Practical experience is hard currency right now
What’s fun about coding with LLMs right now is that literally nobody knows anything right now.
The few people who know a few things will find that their knowledge can change overnight with the release of a new model or a new version of the AI tooling.
This is great!
The only currency that counts right now is experience.
And getting experience is accessible to everyone.
I have been and still am actively trying to hit the limits when working with Cursor and Sonnet 3.7.
An important part of that is asking the right questions.
Here are mine.
Are simple prose rules enough?
I’m getting good leverage – fewer mistakes – from Cursor rules, written in their undocumented format, generated by Cursor itself.
Making sure the right rules end up in the context window is often tricky, but not unmanageable.
What I need to try: would a simple markdown file with instructions, explicitly included in the context, yield better or worse results when coding with an AI?
This would make the rules independent of a concrete environment like Cursor or Windsurf.
What would happen if I encoded all rules in the linter?
Rules encode a request or wish for the LLM to do the right thing.
Would I get better results by writing a project-specific linter that enforces every rules, thus providing a closed feedback loop to the LLM?
How would I approach process-related rules, like writing tests first? My hunch is that to create a notion of first, there needs to be a notion of before and after.
Leveraging git history or planning documents for this comes to mind.
When is the feedback loop fast enough?
I’ve used Plan-Implement-Test cycles successfully in an existing large project (~10000 files, multiple backend services, large frontend codebase) to implement well-scoped changes
But the feedback loop is terribly slow (multiple seconds to run IO-less tests).
What if I write my next project in such a way that the feedback loop stays under 1s for component: for running all kinds of static checks, compilation, tests, etc
Would being this fast get me better results?
Can I script the high-level development flow?
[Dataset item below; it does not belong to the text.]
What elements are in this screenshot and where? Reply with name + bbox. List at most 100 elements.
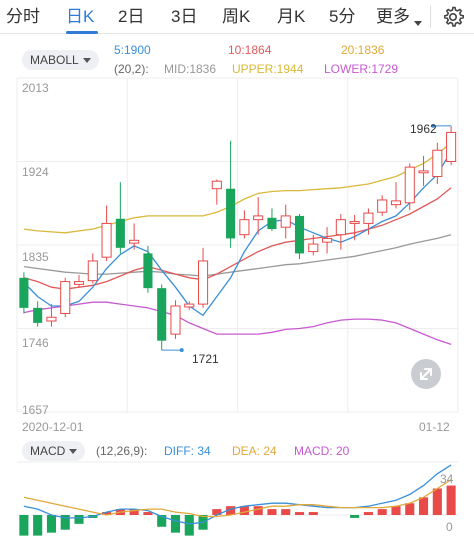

Over and over I find myself in the same loop:
Draft specification with the AI,
Convert the specification into a step-by-step plan according to the project rules,
Ask the LLM to code up the first step
Verify result using tests – keep doing this until all tests pass
Mark plan item as completed and move to the next plan item
To what degree is automation possible here?
Do I need to code my own agent?
Is a command line tool enough to make this process smoother?
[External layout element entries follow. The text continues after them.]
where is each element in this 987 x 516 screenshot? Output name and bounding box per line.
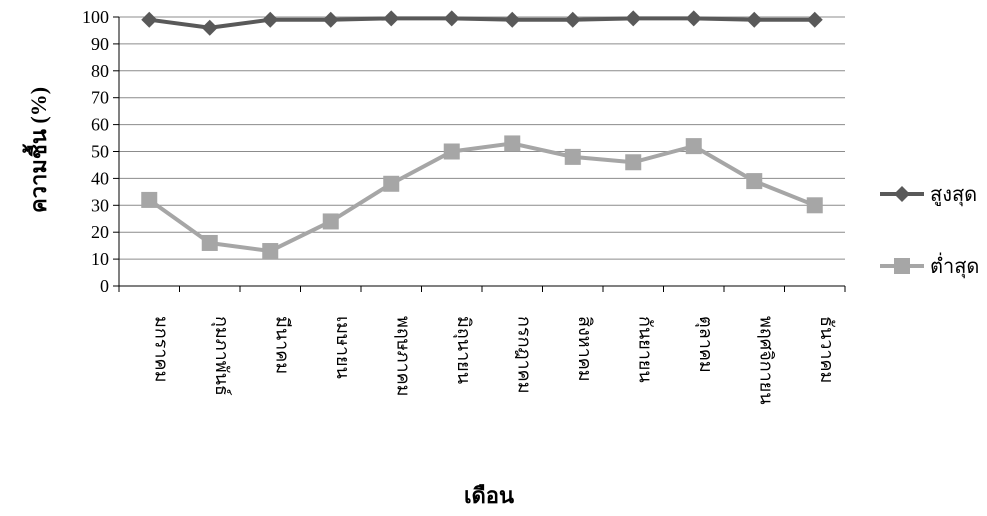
data-point-min	[504, 135, 521, 152]
grid-layer	[119, 16, 845, 260]
data-point-max	[746, 11, 763, 28]
data-point-min	[201, 234, 218, 251]
y-tick-label: 50	[91, 142, 109, 162]
data-point-min	[625, 154, 642, 171]
data-point-max	[564, 11, 581, 28]
y-tick-label: 60	[91, 115, 109, 135]
data-point-max	[504, 11, 521, 28]
y-tick-label: 40	[91, 168, 109, 188]
y-tick-label: 80	[91, 61, 109, 81]
y-tick-label: 30	[91, 195, 109, 215]
legend-swatch-max	[880, 186, 924, 202]
data-point-max	[201, 19, 218, 36]
data-point-min	[322, 213, 339, 230]
data-point-max	[625, 10, 642, 27]
legend-label-min: ต่ำสุด	[930, 256, 980, 278]
data-point-min	[564, 148, 581, 165]
x-tick-label: กุมภาพันธ์	[211, 316, 232, 396]
y-tick-label: 10	[91, 249, 109, 269]
x-tick-label: พฤศจิกายน	[756, 316, 776, 405]
data-point-min	[443, 143, 460, 160]
x-tick-label: เมษายน	[333, 316, 353, 379]
data-point-max	[443, 10, 460, 27]
series-line-1	[148, 141, 816, 254]
y-tick-label: 70	[91, 88, 109, 108]
legend-label-max: สูงสุด	[930, 184, 978, 206]
data-point-max	[383, 10, 400, 27]
data-point-max	[322, 11, 339, 28]
legend-swatch-min	[880, 258, 924, 274]
data-point-min	[806, 197, 823, 214]
y-tick-label: 100	[82, 7, 109, 27]
legend-item-max: สูงสุด	[878, 178, 977, 210]
x-tick-label: มิถุนายน	[453, 316, 474, 384]
x-axis-title: เดือน	[464, 483, 514, 508]
x-tick-label: มกราคม	[151, 316, 171, 382]
legend-item-min: ต่ำสุด	[878, 250, 979, 282]
y-tick-label: 90	[91, 34, 109, 54]
x-tick-label: ตุลาคม	[695, 316, 716, 373]
y-axis-title: ความชื้น (%)	[22, 87, 51, 213]
x-tick-label: ธันวาคม	[817, 316, 837, 383]
x-tick-label: กรกฎาคม	[514, 316, 534, 394]
x-tick-label: มีนาคม	[272, 316, 292, 374]
y-tick-label: 0	[100, 276, 109, 296]
data-point-max	[806, 11, 823, 28]
data-point-min	[383, 175, 400, 192]
data-point-min	[746, 173, 763, 190]
data-point-min	[262, 243, 279, 260]
x-tick-label: พฤษภาคม	[393, 316, 413, 397]
series-line-0	[148, 16, 815, 30]
data-point-min	[685, 138, 702, 155]
series-layer	[141, 10, 823, 260]
x-tick-label: สิงหาคม	[575, 316, 595, 382]
data-point-min	[141, 191, 158, 208]
y-tick-label: 20	[91, 222, 109, 242]
data-point-max	[141, 11, 158, 28]
axis-layer: 0 10 20 30 40 50 60 70 80 90 100 มกราคม กุมภาพันธ์ มี…	[82, 7, 846, 405]
data-point-max	[262, 11, 279, 28]
x-tick-label: กันยายน	[635, 316, 655, 383]
data-point-max	[685, 10, 702, 27]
Do I need to write a VSCode extension for this and load it into Cursor?
Should I express expectations with code-samples?
Often I tell the LLM what I want in English and I get working results.
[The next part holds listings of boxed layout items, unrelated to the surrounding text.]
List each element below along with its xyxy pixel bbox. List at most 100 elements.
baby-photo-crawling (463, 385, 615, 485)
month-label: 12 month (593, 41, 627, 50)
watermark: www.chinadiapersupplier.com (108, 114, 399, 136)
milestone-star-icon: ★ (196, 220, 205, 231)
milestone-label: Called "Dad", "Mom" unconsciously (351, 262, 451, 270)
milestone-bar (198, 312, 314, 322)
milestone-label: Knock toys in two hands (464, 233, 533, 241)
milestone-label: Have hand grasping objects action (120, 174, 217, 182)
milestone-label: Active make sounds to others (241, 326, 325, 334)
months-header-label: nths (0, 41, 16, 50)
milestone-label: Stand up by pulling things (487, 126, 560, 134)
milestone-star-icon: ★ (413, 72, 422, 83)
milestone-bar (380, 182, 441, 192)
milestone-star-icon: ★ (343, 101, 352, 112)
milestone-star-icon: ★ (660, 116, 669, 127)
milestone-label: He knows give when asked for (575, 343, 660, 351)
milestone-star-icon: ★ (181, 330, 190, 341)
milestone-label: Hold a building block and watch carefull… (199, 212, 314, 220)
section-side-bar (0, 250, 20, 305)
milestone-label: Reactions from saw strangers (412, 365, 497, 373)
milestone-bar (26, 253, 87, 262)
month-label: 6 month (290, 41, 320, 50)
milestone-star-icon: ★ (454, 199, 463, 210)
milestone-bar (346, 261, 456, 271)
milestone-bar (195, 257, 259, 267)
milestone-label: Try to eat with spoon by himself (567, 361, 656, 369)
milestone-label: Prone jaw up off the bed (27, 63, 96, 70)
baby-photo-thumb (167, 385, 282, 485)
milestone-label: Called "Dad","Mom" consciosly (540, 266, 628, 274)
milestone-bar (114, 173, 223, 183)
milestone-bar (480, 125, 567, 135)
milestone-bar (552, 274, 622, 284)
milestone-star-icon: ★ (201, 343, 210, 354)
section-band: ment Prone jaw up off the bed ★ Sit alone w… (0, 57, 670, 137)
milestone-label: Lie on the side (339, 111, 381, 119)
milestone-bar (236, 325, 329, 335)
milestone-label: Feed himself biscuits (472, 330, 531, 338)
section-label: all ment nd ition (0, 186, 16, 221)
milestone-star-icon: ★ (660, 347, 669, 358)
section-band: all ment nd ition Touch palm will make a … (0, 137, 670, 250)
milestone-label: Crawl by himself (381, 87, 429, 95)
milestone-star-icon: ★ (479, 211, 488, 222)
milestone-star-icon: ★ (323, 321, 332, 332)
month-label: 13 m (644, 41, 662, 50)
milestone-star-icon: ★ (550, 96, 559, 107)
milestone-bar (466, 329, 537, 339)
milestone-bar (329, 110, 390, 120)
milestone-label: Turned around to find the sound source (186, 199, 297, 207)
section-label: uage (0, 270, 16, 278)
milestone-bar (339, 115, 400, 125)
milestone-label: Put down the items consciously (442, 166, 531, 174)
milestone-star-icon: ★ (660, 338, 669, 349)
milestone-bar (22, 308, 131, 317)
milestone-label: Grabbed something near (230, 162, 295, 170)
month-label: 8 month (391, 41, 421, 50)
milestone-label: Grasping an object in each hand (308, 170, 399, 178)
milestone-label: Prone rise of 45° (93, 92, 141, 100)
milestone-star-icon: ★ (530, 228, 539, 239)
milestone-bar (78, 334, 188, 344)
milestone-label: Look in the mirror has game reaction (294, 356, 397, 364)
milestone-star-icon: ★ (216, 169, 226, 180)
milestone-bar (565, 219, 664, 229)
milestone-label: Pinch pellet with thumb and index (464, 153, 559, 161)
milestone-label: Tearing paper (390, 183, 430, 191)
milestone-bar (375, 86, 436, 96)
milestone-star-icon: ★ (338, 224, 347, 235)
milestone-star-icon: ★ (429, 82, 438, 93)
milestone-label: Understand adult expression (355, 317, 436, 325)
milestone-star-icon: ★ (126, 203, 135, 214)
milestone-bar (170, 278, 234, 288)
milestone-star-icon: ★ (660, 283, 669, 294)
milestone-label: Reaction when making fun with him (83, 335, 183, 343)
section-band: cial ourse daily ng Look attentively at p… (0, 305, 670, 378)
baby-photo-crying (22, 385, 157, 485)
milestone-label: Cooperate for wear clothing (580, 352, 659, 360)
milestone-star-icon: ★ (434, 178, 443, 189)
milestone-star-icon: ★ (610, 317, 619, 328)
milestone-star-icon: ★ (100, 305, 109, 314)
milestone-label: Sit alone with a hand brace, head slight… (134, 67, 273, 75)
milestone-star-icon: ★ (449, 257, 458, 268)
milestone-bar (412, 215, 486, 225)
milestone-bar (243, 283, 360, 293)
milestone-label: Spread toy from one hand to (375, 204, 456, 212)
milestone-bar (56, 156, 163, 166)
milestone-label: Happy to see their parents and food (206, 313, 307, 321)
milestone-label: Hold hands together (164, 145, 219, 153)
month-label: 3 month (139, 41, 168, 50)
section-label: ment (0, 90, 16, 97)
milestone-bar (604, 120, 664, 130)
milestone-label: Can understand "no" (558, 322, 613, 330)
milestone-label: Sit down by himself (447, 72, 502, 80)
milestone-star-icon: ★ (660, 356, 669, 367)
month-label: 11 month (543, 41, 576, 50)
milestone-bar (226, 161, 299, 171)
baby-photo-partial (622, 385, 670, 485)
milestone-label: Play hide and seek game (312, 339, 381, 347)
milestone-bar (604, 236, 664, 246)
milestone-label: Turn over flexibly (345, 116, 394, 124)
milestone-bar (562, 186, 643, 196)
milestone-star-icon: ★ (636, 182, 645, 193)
Sometimes I learn something new about the technology I’m using.
At other times, I find the result hard to relate to and understand.
Would I get code that’s easier to keep in my head if I prompted it with concrete code example, e.g. function signatures without an implementation?
The promised land
This list of questions is not exhaustive and finding answers to all of this is a lot of work.
What is the motivation behind this?
Why dig deeper?
Because the end goal is compelling – the machine chugging away with little oversight, until it hits a stable state, freeing up my time to refine the execution plan.
And then, in the next step, running two of these busy workers, then three, then four, until I manage an entire “team”.